Potwierdza, że zespół może na niego liczyć

W rundzie jesiennej Radomiak był jedną z największych niespodzianek w rozgrywkach PKO BP Ekstraklasy.


Jednym z wyróżniających się zawodników w zespole beniaminka jest 22-letni bramkarz, Filip Majchrowicz, który wielokrotnie ratował swój zespół przed niechybną stratą gola.

Wychowanek Stomilu Olsztyn w bieżących rozgrywkach 30 razy stanął między słupkami bramki Radomiaka, w 9 meczach zachował czyste konto. Ani razu w dwóch meczach nie zmusili go do kapitulacji na przykład piłkarze Górnika Zabrze, za ostatni występ na Roosevelta golkiper radomian dostał ocenę „8”.

W rundzie jesiennej prowadzona przez trenera Dariusza Banasika była postrachem konkurentów, zajmując w tabeli po 19 kolejkach w tabeli wysokie, 3 miejsce, tuż za plecami Lecha Poznań i Pogoni Szczecin. W rundzie wiosennej beniaminek z Radomia wyraźnie spuścił z tonu, w 12 kolejkach zdobył tylko 9 punktów (gorszy bilans ma tylko Stal Mielec, która zdobyła 8 pkt.).

– W rundzie jesiennej traktowano nas jako ciekawostkę – przyznaje Majchrowicz. – Teraz każdy zespół się z nami liczy. Każdy mecz ligowy to dla mnie lekcja. To mój pierwszy sezon w zespole seniorów, w ekstraklasie, więc trudno oczekiwać, bym był bezbłędny. Staram się robić wszystko, by tych pomyłek było jak najmniej.

Z kilku meczów byłem bardzo zadowolony, chociażby z tych, w których zachowałem czyste konto. Najwięcej satysfakcji sprawiły mi występy przeciwko Lechowi w Poznaniu (0:0) i Legii w Warszawie (3:0).

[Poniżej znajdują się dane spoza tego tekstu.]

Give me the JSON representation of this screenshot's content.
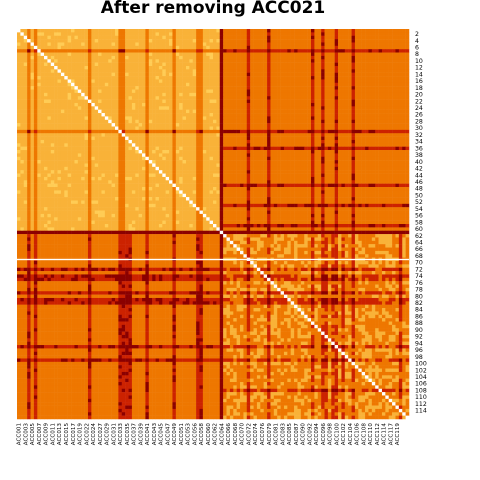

Na pewno po stronie plusów golkiper Radomiaka może zapisać oba występy przeciwko Legii, czy zwycięski pojedynek z Lechem (2:1). Na pewno chciałby wymazać z pamięci potyczkę z Pogonią Szczecin (0:4), podobnie jak cała drużyna.

W ostatniej kolejce w Zabrzu potwierdził, że koledzy mogą na niego liczyć.